First set the working directory

setwd("C:/filepath/folder")

In windows, either single forward slashes as above, or double backslashes.

Then read in a csv file

dat <- read.csv(file = "filename.csv", stringsAsFactors = FALSE)

Headers are TRUE by default, and one can set the separator to something other than the default comma with r sep = "|"

Omitting quote="" may result in R not reading all rows in, weirdly. Another potential gotcha occurs with comments. Reading in a data file you might come across the following error:

Error in scan(file, what, nmax, sep, dec, quote, skip, nlines, na.strings,  : 
  line 361853 did not have 20 elements

So, for some reason this line does not have the same number of variables as all the others, and R declines to load in the file. The reason why is given here.
In this instance, line 361853 contained a string variable with a hash symbol in it. R sees this as a comment character and so ignores the rest of the line. This is resolved by adding comment.char="" to the read.csv() command.

It’s generally worth checking that the data has imported correctly:

head(data)

This prints the first six lines of the dataframe.

If you’re feeling more advanced, it’s possible to loop over files in a directory and append them to a single data frame. e.g.

setwd() # give actual path here
files <- list.files(pattern = ".txt")

for (i in 1:length(files)){
  print(files[i])
  z <- read.delim(files[i], header = TRUE, sep = "|")
  if (!exists("x")){
    x <- z
  }else{
    x <- rbind(z, x)
  }

for the exists() statement, the object needs to be in quote marks otherwise it doesn’t work.

What if your data have different numbers of columns though? rbind() won’t work in this situation. I found this online.

#shamelessly pinched from here: https://amywhiteheadresearch.wordpress.com/2013/05/13/combining-dataframes-when-the-columns-dont-match/

rbind.all.columns <- function(x, y) {
  
  x.diff <- setdiff(colnames(x), colnames(y))
  y.diff <- setdiff(colnames(y), colnames(x))
  
  x[, c(as.character(y.diff))] <- NA
  
  y[, c(as.character(x.diff))] <- NA
  
  return(rbind(x, y))
}

Really basic stuff

If you’ve succeeded in getting your data in, then you probably want to start trying some calculations.

mean(data$var1, na.rm=TRUE)

This will calculate the mean of the values in variable var1. The na.rm statement tells R to exclude any missing values.

Installing and loading libraries

install.packages("library name")

then choose the mirror site of choice.

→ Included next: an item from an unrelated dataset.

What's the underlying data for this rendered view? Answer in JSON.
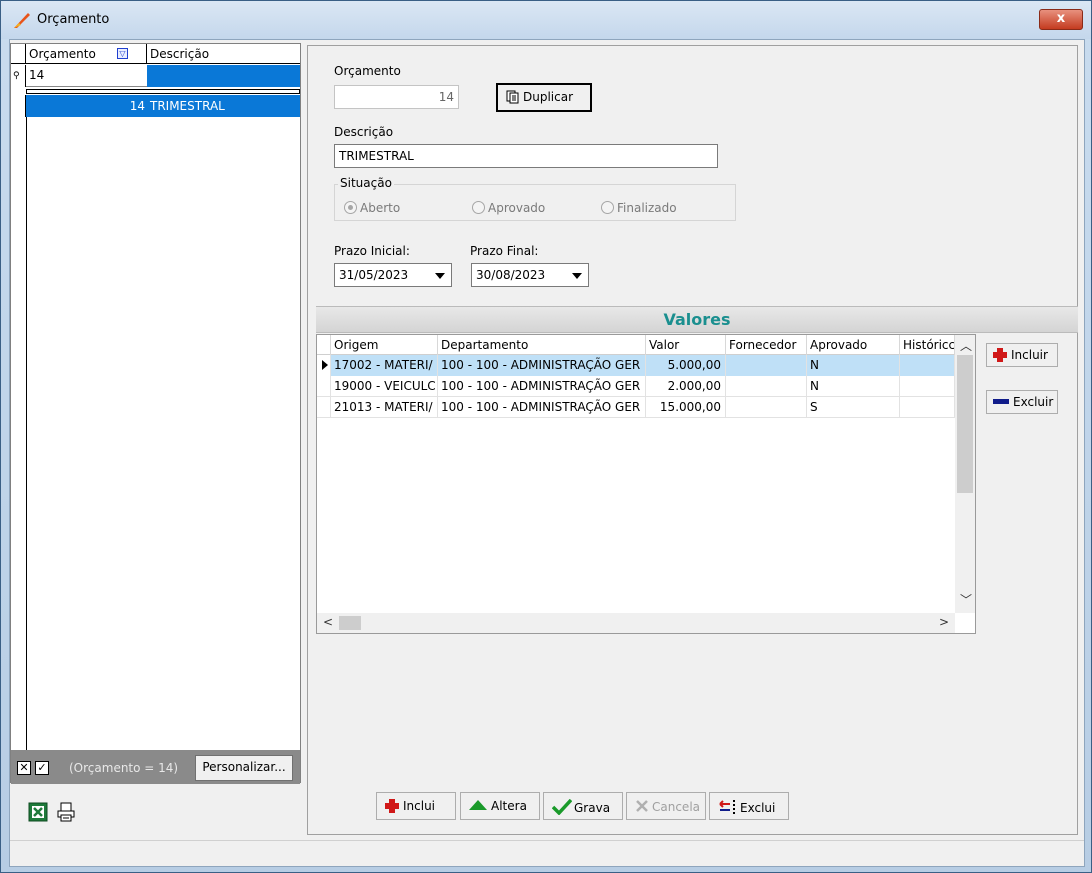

To use in scripts:

library("ggplot2")

Capturing errors to a logfile

error.file <- file("new_errorfile.txt", open = "wt")
sink(error.file, type = "message")
sink()
close(error.file)

Installing packages from github

library(devtools)
httr::set_config(httr::use_proxy("123.123.123.123",8080)) # replace 123... with your proxy settings
install_github("user/repository")